Rencontre avec Tolkraft, auteur et éditeur de Dendrobat productions
Dendrobat Prod est une toute jeune maison d’édition. Nous avons pu échanger avec Tolkraft, son créateur, autour de son projet Licorne d’Abondance, qui est actuellement en campagne de financement participatif sur GameOnTableTop. Nous vous présentons le fruit de nos échanges sur le parcours de cet éditeur passionné et sur ce premier – et prometteur – projet.
Tolkraft a gagné de nombreux prix pour ses créations antérieures.
Bonjour Tolkraft, faisons connaissance !
Bonjour. Je m’appelle Jean-Marc Choserot, et j’utilise le même pseudo — Tolkraft — depuis plus de 30 ans. J’en ai actuellement 44, et je travaille dans l’industrie chimique, au sud de Lyon, ville dans laquelle je réside depuis un peu plus de 10 ans.

Tolkraft (enfin son avatar)
Plutôt Maître du Jeu ou Personnage Joueur ?
Je suis un MJ de cœur, même si au final, il m’arrive assez souvent d’être joueur. Pourquoi cette préférence ? Sans doute qu’au fond de moi j’aime faire vivre des histoires, faire explorer des univers et faire ressentir des émotions à toute une tablée. Je pense que cela assouvit mon côté démiurge, moi qui n’aie pas le « feu sacré » de l’écriture de nouvelles ou de romans et qui suis aphatasique (je n’ai pas la capacité de former ni de voir d’images mentales), et donc infoutu de dessiner.
Quel jeu t’a amené au JDR ?
En tant que PJ ce fut Cyberpunk 2020 à 13-14 ans en colonie de vacances. Un ado un peu plus âgé propose une partie et j’ai hâte d’essayer. On met une bonne heure à créer nos personnages, à choisir sur de longues listes armes et améliorations cybernétiques… Et on commence à jouer. 15 minutes pour moi. Le temps que la poisse et la première balle ennemie du premier combat de la mission ne vienne faucher net mon personnage.
« Je fais quoi maintenant ? Tu regardes les autres jouer » me répond le MJ.
Cette première expérience du JdR fut un vrai désastre, mais j’ai immédiatement accroché au concept.
Je me fais offrir Warhammer — la V1, attiré par la sublime couverture et ses promesses d’aventures héroïques, premier jeu que je maîtriserais… une seule fois. Un essai de partie pas très concluant avec mes petits frères et un ami. Mais je commence déjà à rédiger les bases d’un gros scénario. Un peu plus tard, j’achète In Nomine Satanis/Magna Veritas, intrigué par la reliure en skaï et les livres tête-bêche, mais n’y ferai jamais jouer.
Ici s’arrête mon aventure avec les JdR. Mais n’est pas mort ce qui à jamais dort, et fin 2013, j‘ai envie de faire du JdR à nouveau, mais pour de vrai cette fois-ci.
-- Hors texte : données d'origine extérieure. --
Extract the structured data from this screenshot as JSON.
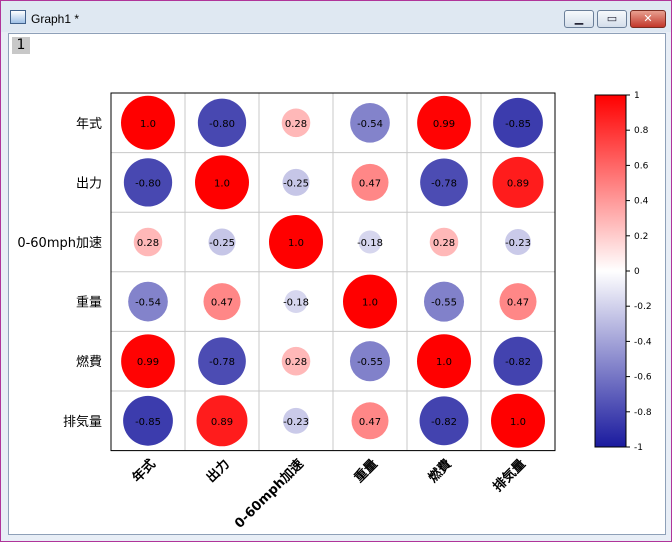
{
  "window": {
    "title": "Graph1 *",
    "layer_tab": "1"
  },
  "colors": {
    "positive": "#ff0000",
    "negative": "#1a1a9e",
    "neutral": "#ffffff",
    "grid": "#c8c8c8"
  },
  "chart_data": {
    "type": "heatmap",
    "title": "",
    "variables": [
      "年式",
      "出力",
      "0-60mph加速",
      "重量",
      "燃費",
      "排気量"
    ],
    "matrix": [
      [
        1.0,
        -0.8,
        0.28,
        -0.54,
        0.99,
        -0.85
      ],
      [
        -0.8,
        1.0,
        -0.25,
        0.47,
        -0.78,
        0.89
      ],
      [
        0.28,
        -0.25,
        1.0,
        -0.18,
        0.28,
        -0.23
      ],
      [
        -0.54,
        0.47,
        -0.18,
        1.0,
        -0.55,
        0.47
      ],
      [
        0.99,
        -0.78,
        0.28,
        -0.55,
        1.0,
        -0.82
      ],
      [
        -0.85,
        0.89,
        -0.23,
        0.47,
        -0.82,
        1.0
      ]
    ],
    "cell_labels": [
      [
        "1.0",
        "-0.80",
        "0.28",
        "-0.54",
        "0.99",
        "-0.85"
      ],
      [
        "-0.80",
        "1.0",
        "-0.25",
        "0.47",
        "-0.78",
        "0.89"
      ],
      [
        "0.28",
        "-0.25",
        "1.0",
        "-0.18",
        "0.28",
        "-0.23"
      ],
      [
        "-0.54",
        "0.47",
        "-0.18",
        "1.0",
        "-0.55",
        "0.47"
      ],
      [
        "0.99",
        "-0.78",
        "0.28",
        "-0.55",
        "1.0",
        "-0.82"
      ],
      [
        "-0.85",
        "0.89",
        "-0.23",
        "0.47",
        "-0.82",
        "1.0"
      ]
    ],
    "colorbar": {
      "range": [
        -1,
        1
      ],
      "ticks": [
        "1",
        "0.8",
        "0.6",
        "0.4",
        "0.2",
        "0",
        "-0.2",
        "-0.4",
        "-0.6",
        "-0.8",
        "-1"
      ],
      "legend_position": "right"
    },
    "grid": true
  }
}
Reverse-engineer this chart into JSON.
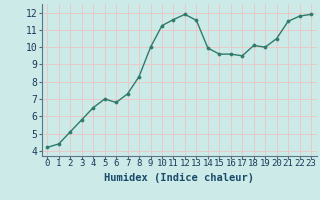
{
  "x": [
    0,
    1,
    2,
    3,
    4,
    5,
    6,
    7,
    8,
    9,
    10,
    11,
    12,
    13,
    14,
    15,
    16,
    17,
    18,
    19,
    20,
    21,
    22,
    23
  ],
  "y": [
    4.2,
    4.4,
    5.1,
    5.8,
    6.5,
    7.0,
    6.8,
    7.3,
    8.3,
    10.0,
    11.25,
    11.6,
    11.9,
    11.55,
    9.95,
    9.6,
    9.6,
    9.5,
    10.1,
    10.0,
    10.5,
    11.5,
    11.8,
    11.9
  ],
  "line_color": "#2e7b6b",
  "marker": "o",
  "marker_size": 2.2,
  "line_width": 1.0,
  "background_color": "#cceae8",
  "grid_color": "#e8c8c8",
  "xlabel": "Humidex (Indice chaleur)",
  "xlabel_fontsize": 7.5,
  "xlabel_color": "#1a4a6a",
  "ylabel_ticks": [
    4,
    5,
    6,
    7,
    8,
    9,
    10,
    11,
    12
  ],
  "xlim": [
    -0.5,
    23.5
  ],
  "ylim": [
    3.7,
    12.5
  ],
  "xtick_labels": [
    "0",
    "1",
    "2",
    "3",
    "4",
    "5",
    "6",
    "7",
    "8",
    "9",
    "10",
    "11",
    "12",
    "13",
    "14",
    "15",
    "16",
    "17",
    "18",
    "19",
    "20",
    "21",
    "22",
    "23"
  ],
  "tick_fontsize": 6.5,
  "ytick_fontsize": 7
}
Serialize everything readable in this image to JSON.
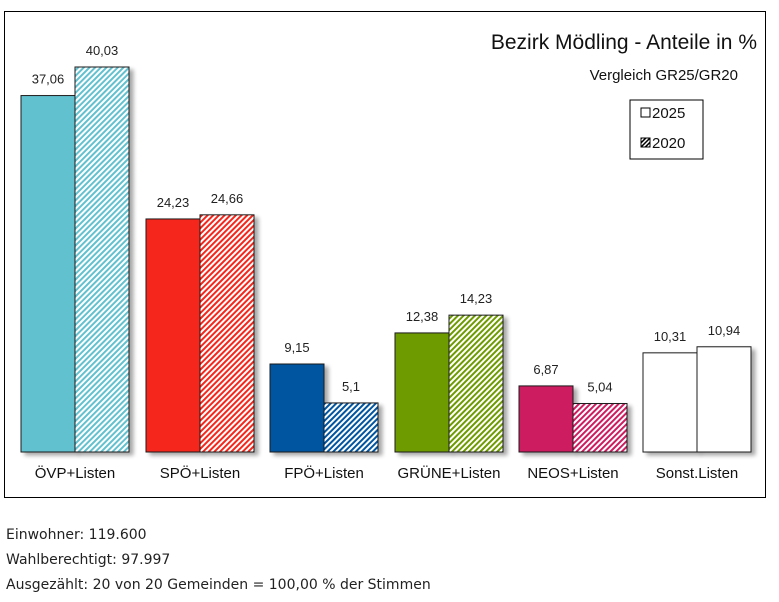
{
  "chart_data": {
    "type": "bar",
    "title": "Bezirk Mödling - Anteile in %",
    "subtitle": "Vergleich GR25/GR20",
    "xlabel": "",
    "ylabel": "",
    "ylim": [
      0,
      40.03
    ],
    "grid": false,
    "legend_position": "top-right",
    "categories": [
      "ÖVP+Listen",
      "SPÖ+Listen",
      "FPÖ+Listen",
      "GRÜNE+Listen",
      "NEOS+Listen",
      "Sonst.Listen"
    ],
    "colors": [
      "#62c1cf",
      "#f5281a",
      "#0054a0",
      "#6e9b00",
      "#cd1a5f",
      "#ffffff"
    ],
    "series": [
      {
        "name": "2025",
        "style": "solid",
        "values": [
          37.06,
          24.23,
          9.15,
          12.38,
          6.87,
          10.31
        ],
        "labels": [
          "37,06",
          "24,23",
          "9,15",
          "12,38",
          "6,87",
          "10,31"
        ]
      },
      {
        "name": "2020",
        "style": "hatched",
        "values": [
          40.03,
          24.66,
          5.1,
          14.23,
          5.04,
          10.94
        ],
        "labels": [
          "40,03",
          "24,66",
          "5,1",
          "14,23",
          "5,04",
          "10,94"
        ]
      }
    ]
  },
  "footer": {
    "einwohner": "Einwohner: 119.600",
    "wahlberechtigt": "Wahlberechtigt: 97.997",
    "ausgezaehlt": "Ausgezählt: 20 von 20 Gemeinden = 100,00 % der Stimmen"
  }
}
Un JDR/Système/Univers préféré ?
Pas forcément mon JdR préféré, mais le plus marquant pour moi, c’est L’Appel de Cthulhu. J’ai commencé à lire Lovecraft vers l’âge de 12 ans, et ses monstres me fascinent. Se plonger dans cet univers en JdR me passionne, surtout que c’est l’un des premiers JdR que j’essaye.
Un scénario en particulier a produit en moi un déclic : j’ai l’impression de vivre cette folle traque au tueur de l’intérieur : la tension, la peur, le mystère, l’horreur… Je me dis « Wahou, on peut faire ressentir tout ça avec du JdR ? Moi aussi j’ai envie d’essayer de faire vivre ce genre d’histoires ! ».
Actuellement auteur, éditeur, relecteur et maquettiste : une casquette préférée parmi tout ça ?
Toutes sont intéressantes, mais pour des raisons différentes.
– Être auteur me permet d’exprimer ma créativité et mes idées, mais c’est celle qui me prend le plus de temps : je remets vingt fois mon ouvrage sur le métier, donc j’avance lentement. Je mets 2d100 semaines à écrire un projet : — /
– Être éditeur (dans le sens anglais du terme, la personne qui édite un texte) me permet de me plonger dans la création de quelqu’un d’autre, et d’essayer de l’améliorer, de la raffiner (voire de la corriger). C’est un exercice que j’aime beaucoup, et qui est indispensable à mon avis pour un produit fini de qualité. Il est en effet très difficile d’éditer ses propres textes, car chaque auteurice a ses propres biais.
– Être éditeur (dans le sens français du terme, la personne qui publie un livre) tend plus vers le côté gestion et administratif. Ce n’est pas forcément passionnant, mais c’est nécessaire pour obtenir un produit final à la hauteur.
– Je ne suis pas vraiment relecteur. C’est plus quelque chose que je fais en même temps que l’édition du texte, et je vais surtout me concentrer sur la clarté du texte et le champ lexical employé. Mon niveau en orthographe et en grammaire n’est pas suffisant, et c’est pour cela que je fais appel à deux relectrices implacables.
– Enfin, maquettiste est la casquette la plus immédiatement satisfaisante pour moi : j’aime « construire » un livre à partir de son texte et de ses illustrations. Je suis à la fois l’architecte et le maçon, et j’obtiens un résultat visible — un joli PDF — au bout de 3d10 heures.
Quelle est l’idée de Tel Ulysse, qui est présenté comme « un jeu de rôle croisé avec un jeu de société », un JDR solo mais pas que. Quelle a été son aventure ?
[NDLR : pour situer le contexte de Tel Ulysse : il a été créé lors d’un concours, et a terminé premier au classement.]Lorsque j’ai proposé mes services aux Fondations de l’Imaginaire, je leur ai aussi proposé de publier Tel Ulysse : c’était pour moi l’occasion d’y ajouter une dimension « jeu solo », mais aussi d’avoir une large diffusion.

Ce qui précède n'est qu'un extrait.